Selon des recherches réalisées par une équipe américaine de la New York University School of Medicine, les enfants en surpoids accueillent des niveaux plus élevés de bisphénol S (BPS) et de bisphénol F (BPF) que les enfants de poids normal.

Depuis plusieurs années, des études sur les animaux ont établi un lien entre l’obésité – et d’autres problèmes de santé – et l’exposition au bisphénol A (BPA). On retrouve notamment cet ingrédient commun dans de nombreux plastiques clairs et durs, ainsi que dans les résines qui tapissent les boîtes de conserve. Les préoccupations au sujet des répercussions sur la santé du BPA ont amené les fabricants à commencer à éliminer progressivement le produit chimique dans les produits qui entreprennent un contact avec les aliments et les boissons.
Une nouvelle étude réalisée par Melanie Jacobson, qui travaille à la New York University School of Medicine, vient de mettre en évidence l’impact du bisphénol chez les enfants et les adolescents. Ces recherchent suggèrent que certains substituts de BPA peuvent favoriser la prise de poids. Ainsi, les substituts – BPS (bisphénol S) et BPF (bisphénol F) – sont maintenant utilisés comme doublure dans certaines boîtes d’aliments en aluminium. On les trouve aussi dans le papier utilisé pour imprimer les reçus de caisse enregistreuse.
Pour le groupe de chercheurs américains, le risque que ces produits chimiques soient obésogènes ne fait pas de doute. Il a d’ailleurs publié ses conclusions l’été dernier dans le Journal of the Endocrine Society.

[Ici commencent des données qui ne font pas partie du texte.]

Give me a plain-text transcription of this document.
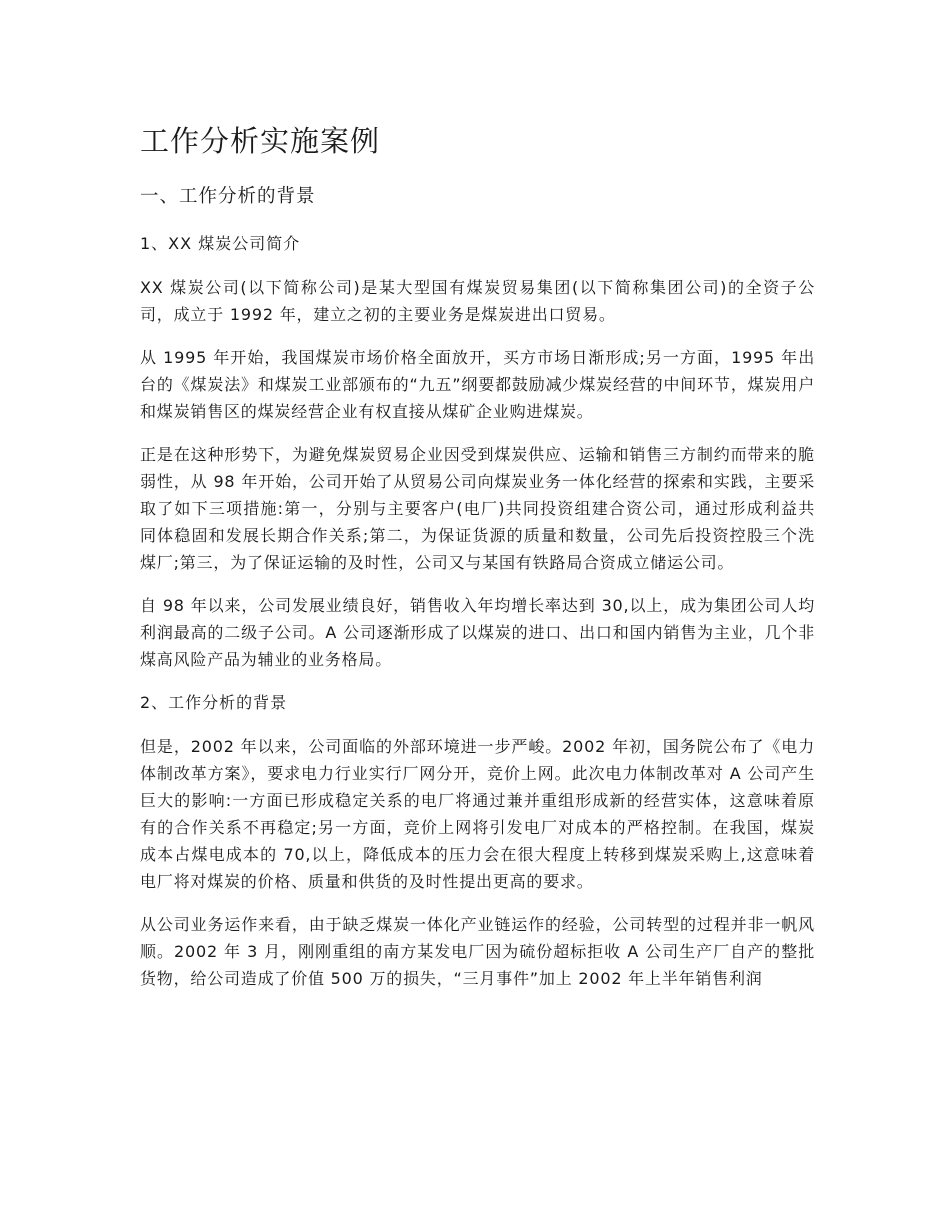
工作分析实施案例
一、工作分析的背景
1、XX 煤炭公司简介

XX 煤炭公司(以下简称公司)是某大型国有煤炭贸易集团(以下简称集团公司)的全资子公司，成立于 1992 年，建立之初的主要业务是煤炭进出口贸易。

从 1995 年开始，我国煤炭市场价格全面放开，买方市场日渐形成;另一方面，1995 年出台的《煤炭法》和煤炭工业部颁布的“九五”纲要都鼓励减少煤炭经营的中间环节，煤炭用户和煤炭销售区的煤炭经营企业有权直接从煤矿企业购进煤炭。

正是在这种形势下，为避免煤炭贸易企业因受到煤炭供应、运输和销售三方制约而带来的脆弱性，从 98 年开始，公司开始了从贸易公司向煤炭业务一体化经营的探索和实践，主要采取了如下三项措施:第一，分别与主要客户(电厂)共同投资组建合资公司，通过形成利益共同体稳固和发展长期合作关系;第二，为保证货源的质量和数量，公司先后投资控股三个洗煤厂;第三，为了保证运输的及时性，公司又与某国有铁路局合资成立储运公司。

自 98 年以来，公司发展业绩良好，销售收入年均增长率达到 30,以上，成为集团公司人均利润最高的二级子公司。A 公司逐渐形成了以煤炭的进口、出口和国内销售为主业，几个非煤高风险产品为辅业的业务格局。

2、工作分析的背景

但是，2002 年以来，公司面临的外部环境进一步严峻。2002 年初，国务院公布了《电力体制改革方案》，要求电力行业实行厂网分开，竞价上网。此次电力体制改革对 A 公司产生巨大的影响:一方面已形成稳定关系的电厂将通过兼并重组形成新的经营实体，这意味着原有的合作关系不再稳定;另一方面，竞价上网将引发电厂对成本的严格控制。在我国，煤炭成本占煤电成本的 70,以上，降低成本的压力会在很大程度上转移到煤炭采购上,这意味着电厂将对煤炭的价格、质量和供货的及时性提出更高的要求。

从公司业务运作来看，由于缺乏煤炭一体化产业链运作的经验，公司转型的过程并非一帆风顺。2002 年 3 月，刚刚重组的南方某发电厂因为硫份超标拒收 A 公司生产厂自产的整批货物，给公司造成了价值 500 万的损失，“三月事件”加上 2002 年上半年销售利润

Certains polluants agissent comme des hormones

« Ce n’est pas surprenant », commente Bruce Blumberg à propos des nouvelles conclusions. Des recherches antérieures avaient établi un lien entre le BPA et l’obésité chez les enfants et les adultes. Biologiste cellulaire, Bruce Blumberg étudie les obésités à l’Université de Californie à Irvine. Il note que la structure ou la forme d’un produit chimique détermine son état. Et les structures chimiques du BPS et du BPF, note-t-il, ressemblent beaucoup à celle du BPA.
L’exposition à cèdes produits chimiques « nous rend plus susceptibles de grossir que nous ne le serions autrement », dit Blumberg. Des études sur les rongeurs, note-t-il, montrent que le BPA grossit les cellules adipeuses. Cela peut encourager le corps à stocker plus d’énergie alimentaire sous forme de graisse.